Like Kass, I first encountered Mr. Sacks at St. John’s College in Santa Fe, where he was my favorite teacher.
I suppose the most noticeable thing about him should have been his cerebral palsy. His speech was sometimes hard to understand, and he always looked like he was about to tip over when he walked over the rocky paths of the mountainous Santa Fe campus. But once I began learning with him, I hardly gave his disability a second thought.
Our primary subject was Homer’s Iliad, large sections of which we read in Greek. Mr. Sacks struck me as both learned and wise. He impressed me with what he knew about poetry, philosophy, and the human condition. But more than anything, he seemed to have a gift for asking questions that blew up my comfortable assumptions, questions that came marvelously out of the blue. I would later learn that this high art of question formation was one that he both lived in practice and wrestled with in theory.
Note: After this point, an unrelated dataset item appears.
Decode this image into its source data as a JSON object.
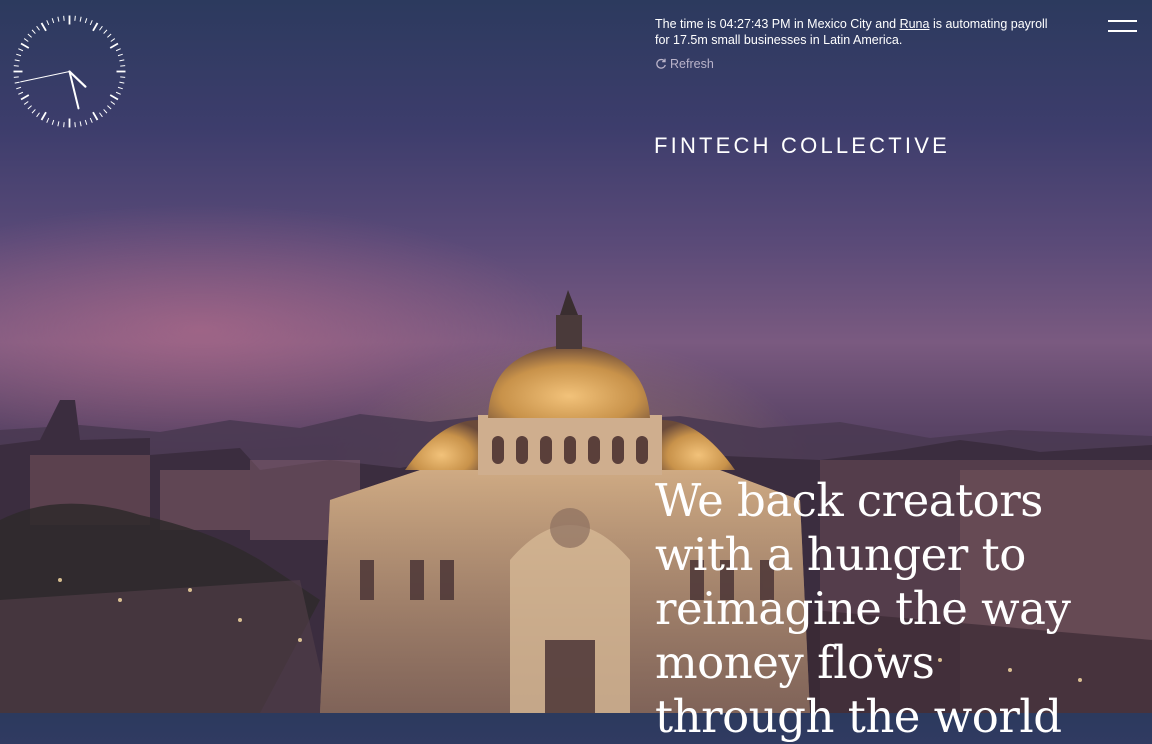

In those days I knew hardly anything about Mr. Sacks’s own research and writing. Along with my classmates, I simply shared his delight at every discovery and his every swoon when a student expressed curiosity in a particularly creative way. Years later I heard a marvelous definition of teaching, offered by another mainstay of St. John’s, Eva Brann: “Teaching itself is indeed above all the controlled public display of delight. A teacher is a lover-in-chief prepared not only to be observed in the activity of love but to beckon students into it.” This describes Mr. Sacks perfectly. Between all of us fresh-faced twenty-year-olds, Mr. Sacks, and Homer, love was in the air.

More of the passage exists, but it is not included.